いまだに叩く真由美を宥めながらの克人の言葉を聞く。

 

それに対して刹那の回答は―――。

 

「お断りします。というより、そちらの事件よりも―――『こちら』の方が重大だと思いますからね」

 

「……続発する『行方不明者』……魔法師ではないが、こちらが『重大』なのか?」

 

「それなりには。場合によっては『狙い』が重なることもあるかもしれませんが、俺とリーナ、そしてシオンは……このギャングスタどもの消息を追いますよ。USNAからも書面が届いちまったんで」

 

その言葉に流石の真由美も手を止めて、こちらを探ろうとする視線をしてくる。

 

「……一つ聞くが、かなりマズイことなのか?」

 

「まだ『確証』はありません。ですが―――場合によってはサーヴァント以上の脅威になるかもしれません」

 

「………俺と真由美が追う『敵』と、お前が追う『敵』は『違う』んだな?」

 

「それだけは断言しておきます。しかし、俺の追う『敵』は―――あなた方には手がつけられない。それだけは念頭に置いておいてください」

 

「……分かった。お互いの健闘を祈っておこう」

 

「克人君……!?」

 

その言葉を最後に会食は終わりを告げた。ある意味、どころか『かなり生意気な口を利いた』かもしれないが……ともあれ一年が退室した部屋に三年2人は残った。

 

 

「良かったの?」

 

「あそこで強気に協力を請うたところで、アイツが頷くとは思えんな……シオン・エルトナム・ソカリスが協力者だったのは、意外だったがな」

 

真由美と克人が考えるに、この事態は『サーヴァント』関連だと思っていたのだ。

クリスマスにも、それ関連の事件の一つに彼は首を突っ込んで、色々だったことは聞いている。

 

その上で、英国からやってきた『モードレッド・ブラックモア』と仏蘭西から来た『レティシア・ダンクルベール』の容姿は、横浜騒乱の時に見た『アルトリア・ペンドラゴン』という少女騎士の容貌に似ていたのだから……。

 

そちら(英霊)関連だと考えていただけに梯子を外された想いだ。

 

「とにかく俺たちは、『吸血鬼』の方を追っていればいいだけだ。

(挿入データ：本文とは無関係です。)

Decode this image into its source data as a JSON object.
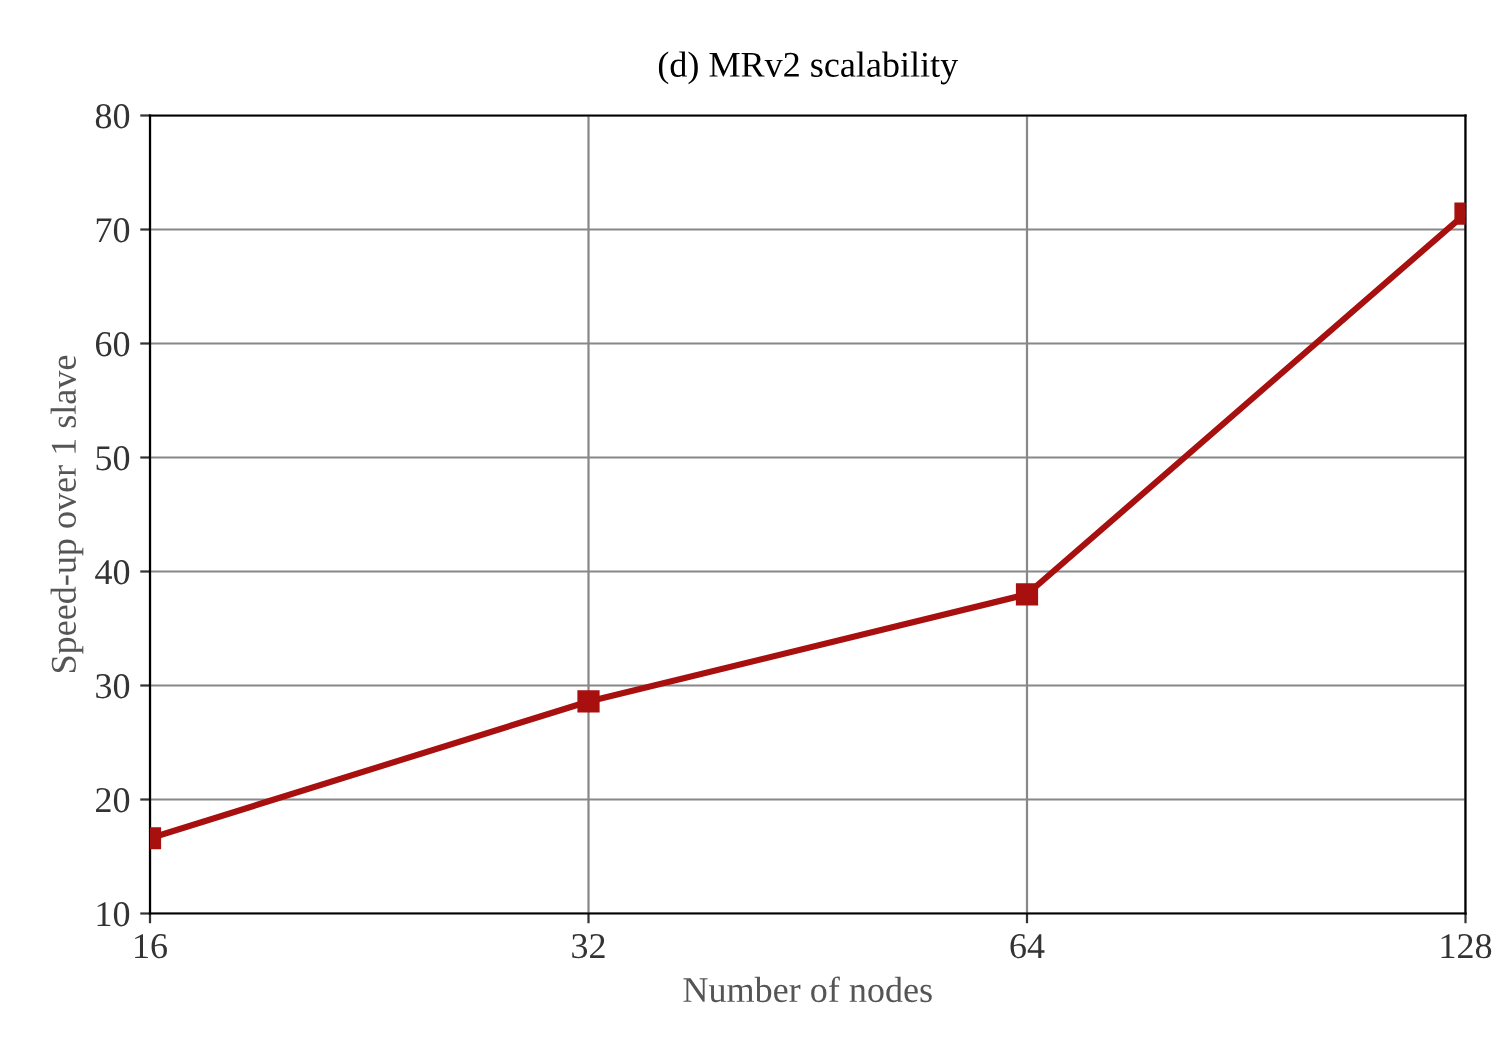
{
  "chart_data": {
    "type": "line",
    "title": "(d) MRv2 scalability",
    "xlabel": "Number of nodes",
    "ylabel": "Speed-up over 1 slave",
    "x": [
      16,
      32,
      64,
      128
    ],
    "series": [
      {
        "color": "#a80f0f",
        "values": [
          16.6,
          28.6,
          38.0,
          71.4
        ]
      }
    ],
    "log": "x",
    "xlim": [
      16,
      128
    ],
    "xticks": [
      16,
      32,
      64,
      128
    ],
    "ylim": [
      10,
      80
    ],
    "yticks": [
      10,
      20,
      30,
      40,
      50,
      60,
      70,
      80
    ],
    "grid": true,
    "marker": "square",
    "line_style": "solid",
    "legend": false
  }
}
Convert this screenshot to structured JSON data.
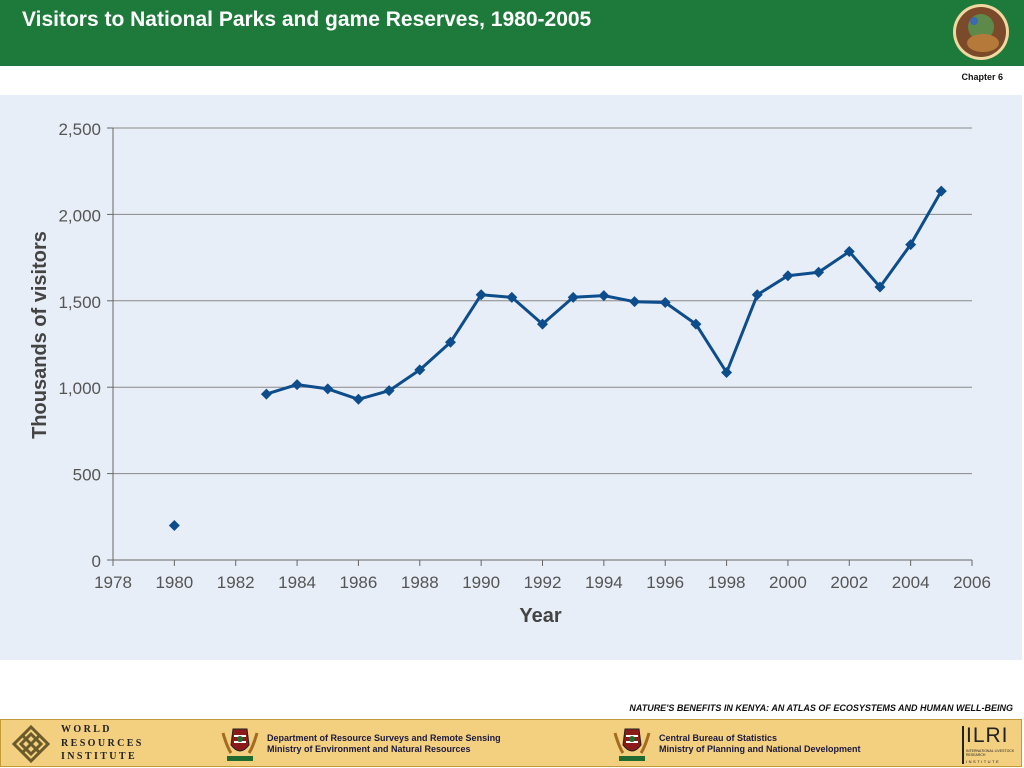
{
  "header": {
    "title": "Visitors to National Parks and game Reserves, 1980-2005",
    "chapter": "Chapter 6"
  },
  "colors": {
    "header_bg": "#1e7a3a",
    "chart_bg": "#e8eef7",
    "series": "#0d4d8c",
    "grid": "#888888",
    "footer_bg": "#f3cf80"
  },
  "chart_data": {
    "type": "line",
    "title": "",
    "xlabel": "Year",
    "ylabel": "Thousands of visitors",
    "xlim": [
      1978,
      2006
    ],
    "ylim": [
      0,
      2500
    ],
    "x_ticks": [
      1978,
      1980,
      1982,
      1984,
      1986,
      1988,
      1990,
      1992,
      1994,
      1996,
      1998,
      2000,
      2002,
      2004,
      2006
    ],
    "y_ticks": [
      0,
      500,
      1000,
      1500,
      2000,
      2500
    ],
    "y_tick_labels": [
      "0",
      "500",
      "1,000",
      "1,500",
      "2,000",
      "2,500"
    ],
    "grid": "horizontal",
    "legend": "none",
    "marker": "diamond",
    "series": [
      {
        "x": [
          1980,
          1983,
          1984,
          1985,
          1986,
          1987,
          1988,
          1989,
          1990,
          1991,
          1992,
          1993,
          1994,
          1995,
          1996,
          1997,
          1998,
          1999,
          2000,
          2001,
          2002,
          2003,
          2004,
          2005
        ],
        "values": [
          200,
          960,
          1015,
          990,
          930,
          980,
          1100,
          1260,
          1535,
          1520,
          1365,
          1520,
          1530,
          1495,
          1490,
          1365,
          1085,
          1535,
          1645,
          1665,
          1785,
          1580,
          1825,
          2135
        ],
        "line_breaks_after_x": [
          1980
        ]
      }
    ]
  },
  "footer": {
    "atlas_title": "NATURE'S BENEFITS IN KENYA: AN ATLAS OF ECOSYSTEMS AND HUMAN WELL-BEING",
    "wri_line1": "WORLD",
    "wri_line2": "RESOURCES",
    "wri_line3": "INSTITUTE",
    "dept1_line1": "Department of Resource Surveys and Remote Sensing",
    "dept1_line2": "Ministry of Environment and Natural Resources",
    "dept2_line1": "Central Bureau of Statistics",
    "dept2_line2": "Ministry of Planning and National Development",
    "ilri_name": "ILRI",
    "ilri_sub": "INTERNATIONAL LIVESTOCK RESEARCH",
    "ilri_institute": "INSTITUTE"
  }
}
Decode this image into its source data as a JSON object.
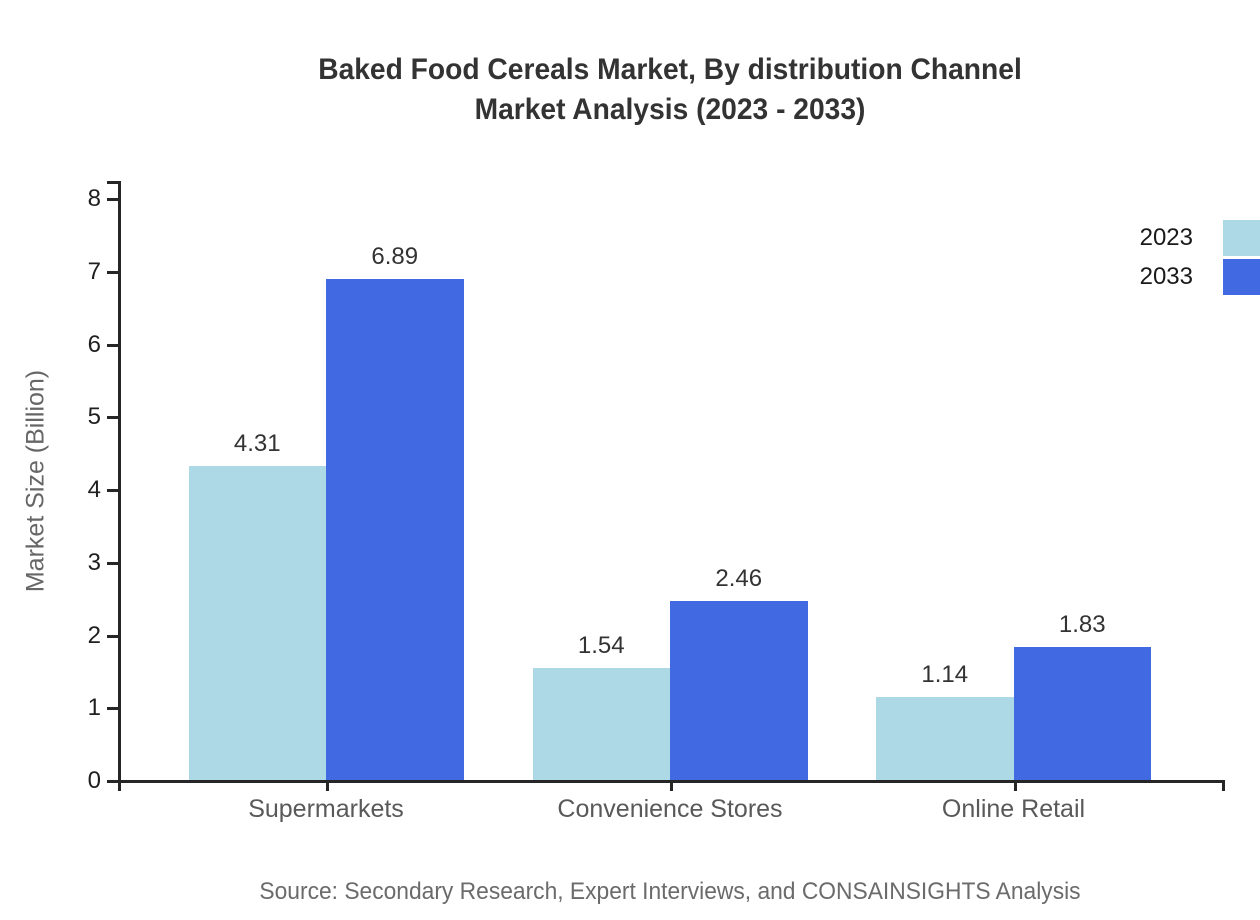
{
  "title": {
    "line1": "Baked Food Cereals Market, By distribution Channel",
    "line2": "Market Analysis (2023 - 2033)"
  },
  "source_note": "Source: Secondary Research, Expert Interviews, and CONSAINSIGHTS Analysis",
  "chart_data": {
    "type": "bar",
    "categories": [
      "Supermarkets",
      "Convenience Stores",
      "Online Retail"
    ],
    "series": [
      {
        "name": "2023",
        "color": "#ADD8E6",
        "values": [
          4.31,
          1.54,
          1.14
        ]
      },
      {
        "name": "2033",
        "color": "#4169E1",
        "values": [
          6.89,
          2.46,
          1.83
        ]
      }
    ],
    "title": "Baked Food Cereals Market, By distribution Channel Market Analysis (2023 - 2033)",
    "xlabel": "",
    "ylabel": "Market Size (Billion)",
    "ylim": [
      0,
      8
    ],
    "yticks": [
      0,
      1,
      2,
      3,
      4,
      5,
      6,
      7,
      8
    ],
    "grid": false,
    "legend_position": "outside-right",
    "value_label_decimals": 2
  },
  "colors": {
    "series_2023": "#ADD8E6",
    "series_2033": "#4169E1",
    "axis": "#262626",
    "title_text": "#333333",
    "category_text": "#595959",
    "source_text": "#6b6b6b"
  }
}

そうすれば、『魔法師』の被害は止み、あいつらの方に世話も焼けるだろう」

 

「そうなればいいんだけどね……」

 

「ああ、言わんとすることは分かる。この一件―――完全に終息するのは俺達の卒業式前後までかかるかもしれん」

 

問題は長引く。それを何となく肌で感じて身を引き締めるのだった。